Wayfair employees are now planning a company-wide walkout planned for Wednesday afternoon—an action that suggests a new frontier of public pressure against the conditions of the camps could come from within the companies whose products make detention possible.

The choice of Wayfair as a vendor is unusual, too, in that the least expensive twin beds on the company’s website cost $69—more than double the cheapest beds one could find from Walmart. At a time when those same facilities are unable to guarantee migrants soap and toothbrushes, Wayfair seems an unlikely extravagance.

5. Acting Border Chief Steps Down.

All the border- and immigration-related calamity came to something of a head by Tuesday morning, when John Sanders, acting head of Customs and Border Protection, announced his resignation.
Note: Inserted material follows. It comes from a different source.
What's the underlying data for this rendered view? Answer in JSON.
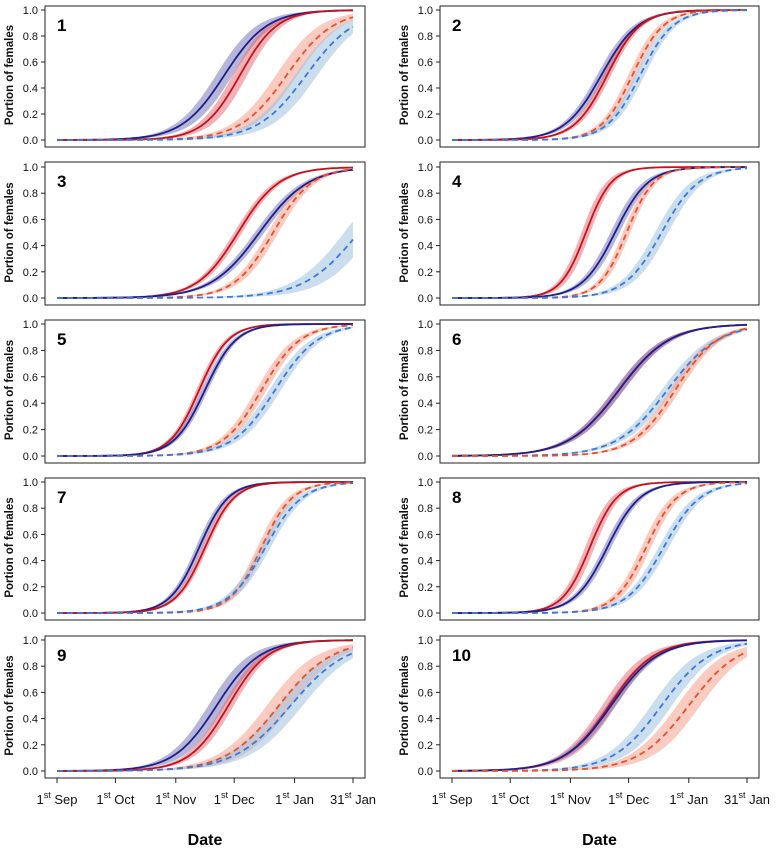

According to an unnamed source who spoke to the New York Times, “it was not clear whether the impending resignation was connected to recent criticism.” In any case, the next acting head of CBP—the parent agency of ICE and Border Patrol—is expected to be Mark Morgan, who currently holds the same role at ICE.

Morgan, in a January appearance on Tucker Carlson’s show on Fox News, told the host that he had the ability to identify future MS-13 gang members by staring into the eyes of children. “I’ve been to detention facilities where I’ve walked up to these individuals that are so-called minors, 17 or under,” Huffington Post quotes Morgan as saying. “I’ve looked at them and I’ve looked at their eyes, Tucker—and I’ve said that is a soon-to-be MS-13 gang member. It’s unequivocal.”

Morgan will now be responsible for an agency nearly double the size of ICE.